# Shameless plug for my new favorite fish



## Dandy Don (Feb 20, 2016)

I'd like to make a shameless plug for what has become my favorite fish.
I'm 55 years old. I've been keeping fish since I was about 10. I started keeping African cichlids about 20 years ago, moving from Malawians and Tanganykans to exclusively Tangs about 10 years ago. I've always enjoyed behavior over fish color or beauty.
I developed an interest in adding shellies a couple of years ago and went through three different species without much success. 
I friend suggested I try Lamprologus' similis in early spring. I started with a group of six, which were probably too young when I bought them. I lost four of six. I went back to him mid-summer and bought six more, probably related to the first six I bought.
Within minutes of adding the new fish, a holdover male and a new male locked jaws and fought for 5-10 minutes. After that, the two parted ways and dominance was established.
Since then, there have been no issues with aggression, but the group of seven (lost one of the newbies) has been split into groups of four and three. They both have established spots in the 20-gallon long and preside over their own shell beds.
A week ago, I noticed fry within the group of three! The largest fish are probably 1 1/2 inches long, so they are not full grown, and I doubt they are even a year old.
Before I purchased them, my research told me similis form colonies and don't eat each other's fry. So far, that has been the case. The group of four keep their distance, don't try to pick off fry and rarely need to be chased off. 
The mother is meticulous in her maintenance of the spawning bed. Dad hovers over top and occasionally helps out. But the best part is the third member of that group, what I assume is a sub-dominant female, assists in the grooming of the spawning bed. And the mother allows it. I have NEVER seen that in 45 years of fishkeeping!! I'm used to aggressive cichlid temperament in general and conspecific temperament in particular.
It's been refreshing and a joy to watch this group develop, and I'm looking forward to watching a colony develop and the evolution of this fantastic cichlid behavior. Thanks for letting me share.


----------



## carljredding (Jan 4, 2014)

Hey!

I am currently in the process of setting up my first 'Tangs' tank. I have Lamprologus Ocellatus on my list, do you have any experience with these?
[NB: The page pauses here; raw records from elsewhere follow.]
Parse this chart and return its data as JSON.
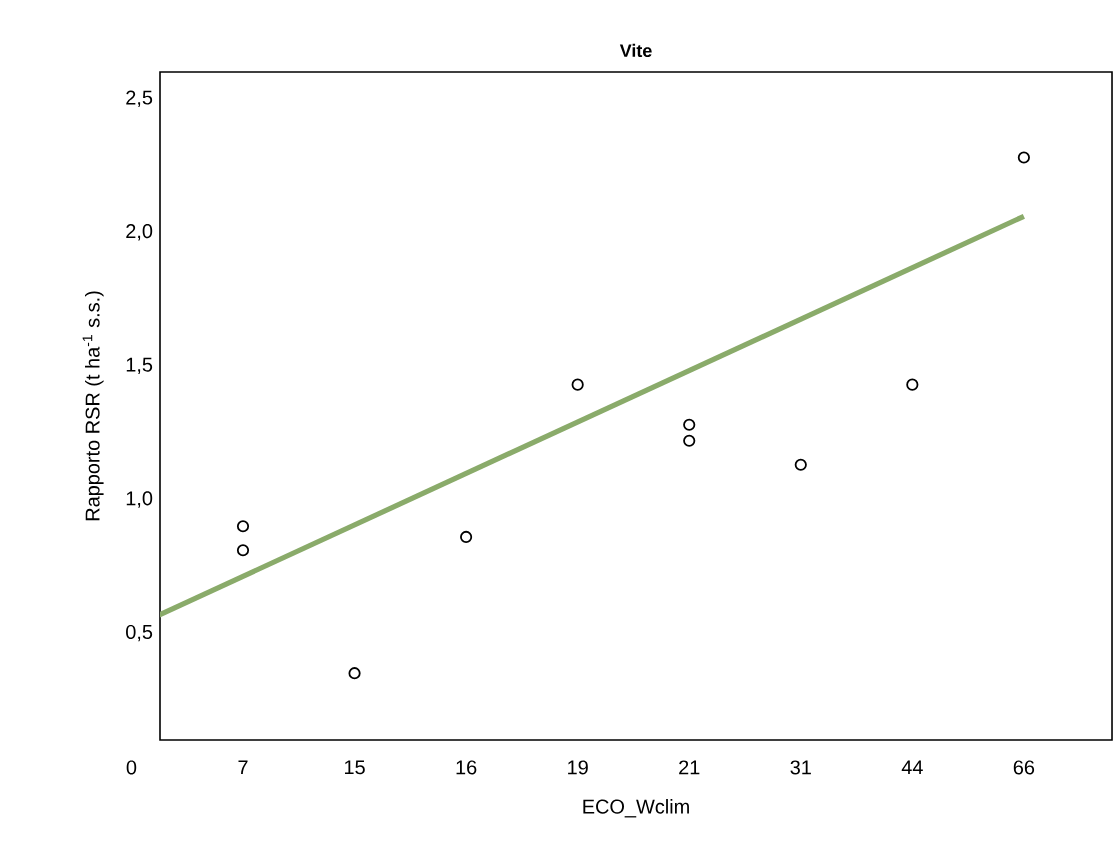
{
  "chart_data": {
    "type": "scatter",
    "title": "Vite",
    "xlabel": "ECO_Wclim",
    "ylabel": "Rapporto RSR (t ha$^{-1}$ s.s.)",
    "categories": [
      "0",
      "7",
      "15",
      "16",
      "19",
      "21",
      "31",
      "44",
      "66"
    ],
    "ylim": [
      0.1,
      2.6
    ],
    "yticks": [
      {
        "value": 0.5,
        "label": "0,5"
      },
      {
        "value": 1.0,
        "label": "1,0"
      },
      {
        "value": 1.5,
        "label": "1,5"
      },
      {
        "value": 2.0,
        "label": "2,0"
      },
      {
        "value": 2.5,
        "label": "2,5"
      }
    ],
    "grid": false,
    "series": [
      {
        "color": "#000000",
        "marker": "circle",
        "x": [
          "7",
          "7",
          "15",
          "16",
          "19",
          "21",
          "21",
          "31",
          "44",
          "66"
        ],
        "values": [
          0.9,
          0.81,
          0.35,
          0.86,
          1.43,
          1.28,
          1.22,
          1.13,
          1.43,
          2.28
        ]
      },
      {
        "type": "line",
        "marker": "none",
        "color": "#8aab6a",
        "x": [
          "0",
          "66"
        ],
        "values": [
          0.52,
          2.06
        ]
      }
    ]
  }
}
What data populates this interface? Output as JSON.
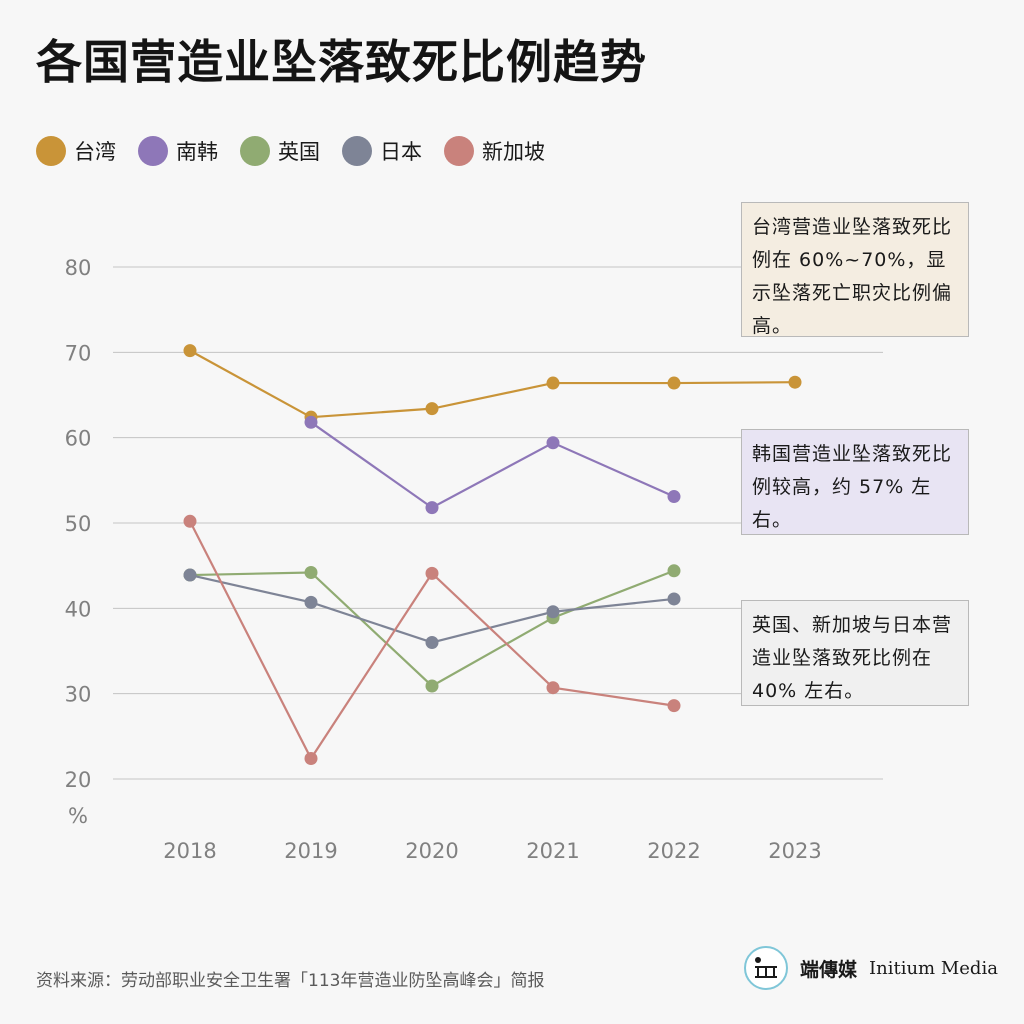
{
  "title": "各国营造业坠落致死比例趋势",
  "chart_data": {
    "type": "line",
    "x": [
      "2018",
      "2019",
      "2020",
      "2021",
      "2022",
      "2023"
    ],
    "series": [
      {
        "name": "台湾",
        "color": "#c99438",
        "values": [
          70.2,
          62.4,
          63.4,
          66.4,
          66.4,
          66.5
        ]
      },
      {
        "name": "南韩",
        "color": "#8e77b8",
        "values": [
          null,
          61.8,
          51.8,
          59.4,
          53.1,
          null
        ]
      },
      {
        "name": "英国",
        "color": "#90ab72",
        "values": [
          43.9,
          44.2,
          30.9,
          38.9,
          44.4,
          null
        ]
      },
      {
        "name": "日本",
        "color": "#7e8496",
        "values": [
          43.9,
          40.7,
          36.0,
          39.6,
          41.1,
          null
        ]
      },
      {
        "name": "新加坡",
        "color": "#c9827c",
        "values": [
          50.2,
          22.4,
          44.1,
          30.7,
          28.6,
          null
        ]
      }
    ],
    "yticks": [
      "80",
      "70",
      "60",
      "50",
      "40",
      "30",
      "20"
    ],
    "ylabel": "%",
    "ylim": [
      20,
      80
    ],
    "grid": true,
    "legend_position": "top-left"
  },
  "notes": [
    {
      "text": "台湾营造业坠落致死比例在 60%~70%，显示坠落死亡职灾比例偏高。",
      "color": "#f4ede1"
    },
    {
      "text": "韩国营造业坠落致死比例较高，约 57% 左右。",
      "color": "#e8e4f3"
    },
    {
      "text": "英国、新加坡与日本营造业坠落致死比例在 40% 左右。",
      "color": "#f0f0f0"
    }
  ],
  "source": "资料来源：劳动部职业安全卫生署「113年营造业防坠高峰会」简报",
  "brand": {
    "cn": "端傳媒",
    "en": "Initium Media"
  }
}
I love the shell dwelling species and I can't wait to add them.


----------



## Dandy Don (Feb 20, 2016)

Hi Carl, I think they are beautiful, but I have not kept them.


----------



## mmerose (Nov 16, 2019)

Dandy Don - you are so right about Similis! I started a tank a few months ago with 6 unsexed juvies - I chose them because I have hard water and wanted fish that "do something" other than swim around looking pretty and they definitely are interesting to watch. I loved watching them arrange their shells and it's amazing to see how well they take care of the eggs and fry. I have been so lucky - I ended up with 2 males and 4 females and I'm sure the male watches over the fry, too. The oldest fry look like real fish now and are starting to explore the territory.

The biggest male moved over to the other end of the tank (29 gallons) a while ago. I'm hoping some of the fry will move over, too, so they can start another colony. Do you know if there is a way to encourage them?


----------



## Dandy Don (Feb 20, 2016)

Mmerose, I've only been keeping Similis since early Spring, so I'm not an expert on this fish. Since my original post, I've had what appears to be a second and maybe a third batch of fry. So I have the largest at almost 3/4 inch, some at 1/4 to 1/2 and some very small. I've read that the older fry will help take care of the younger fry with this species, but I have had some of the younger fry disappear. I would say you could encourage them to separate by adding an additional shell pile in a separate area of the tank. Some of the juveniles may move off in that direction.


----------